Puisis also blasted the prison for an official policy allowing prisoners to be punished for “aggravated malingering,” a label applied to people who are deemed by staff to have requested unnecessary healthcare. “Medical staff shouldn’t be assigning punishment,” Puisis testified, because it violates agreed-upon standards for correctional health care. “It’s inappropriate, unprofessional and perverse,” he elaborated under cross-examination.
Earlier in his testimony Wednesday, Puisis raised concerns over the prison’s funding. From 2001-13, Angola spent less than half as much on healthcare per prisoner than the average for prisons nationwide. Puisis said administrators at Angola were unable to provide a line-item budget on its spending.
Puisis’s report provides context that could bolster the case brought by the named plaintiffs, who represent some of the most egregious cases of medical neglect. Otto Barrera, who lost most of his lower jaw in a 2012 shooting before arriving at Angola, appeared in the courtroom in shackles on Wednesday.

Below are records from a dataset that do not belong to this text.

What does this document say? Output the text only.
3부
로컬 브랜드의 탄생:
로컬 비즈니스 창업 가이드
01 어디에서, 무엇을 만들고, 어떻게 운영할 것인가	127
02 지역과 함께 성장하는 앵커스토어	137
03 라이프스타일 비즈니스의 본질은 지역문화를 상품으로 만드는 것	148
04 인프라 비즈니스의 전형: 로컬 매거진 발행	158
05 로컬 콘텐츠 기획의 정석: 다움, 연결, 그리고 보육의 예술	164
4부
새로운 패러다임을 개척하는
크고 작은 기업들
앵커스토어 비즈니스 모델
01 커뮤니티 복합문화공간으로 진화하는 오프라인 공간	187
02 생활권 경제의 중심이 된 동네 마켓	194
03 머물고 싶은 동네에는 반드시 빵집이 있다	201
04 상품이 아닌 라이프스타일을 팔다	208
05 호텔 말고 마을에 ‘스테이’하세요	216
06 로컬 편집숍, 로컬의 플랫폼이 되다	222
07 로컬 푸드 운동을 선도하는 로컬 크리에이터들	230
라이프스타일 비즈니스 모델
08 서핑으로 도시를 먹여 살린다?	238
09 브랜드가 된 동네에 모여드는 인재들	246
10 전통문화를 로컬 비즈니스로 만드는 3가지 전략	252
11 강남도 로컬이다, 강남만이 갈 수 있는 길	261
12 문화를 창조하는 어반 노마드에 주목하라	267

Barrera was referred for reconstructive surgery in 2014 on his missing bottom lip and tongue, but Angola’s administration denied the procedure. Because he cannot chew his food, he is supposed to be on a soft diet. But, according to the complaint, he continues to receive the same meals as other prisoners, which he must tear into small pieces and painfully chew.
Advocates say the lawsuit highlights a problem plaguing Louisiana’s prisons overall: too many prisoners who are aging during their extremely long sentences. “This lawsuit should remind legislators that Louisiana is at a crossroads,” Norris Henderson, executive director of Voice of the Experienced, and a member of Louisianans for Prison Alternatives, later told The Appeal. “The state can either spend more money to provide adequate healthcare or it can incarcerate fewer people.”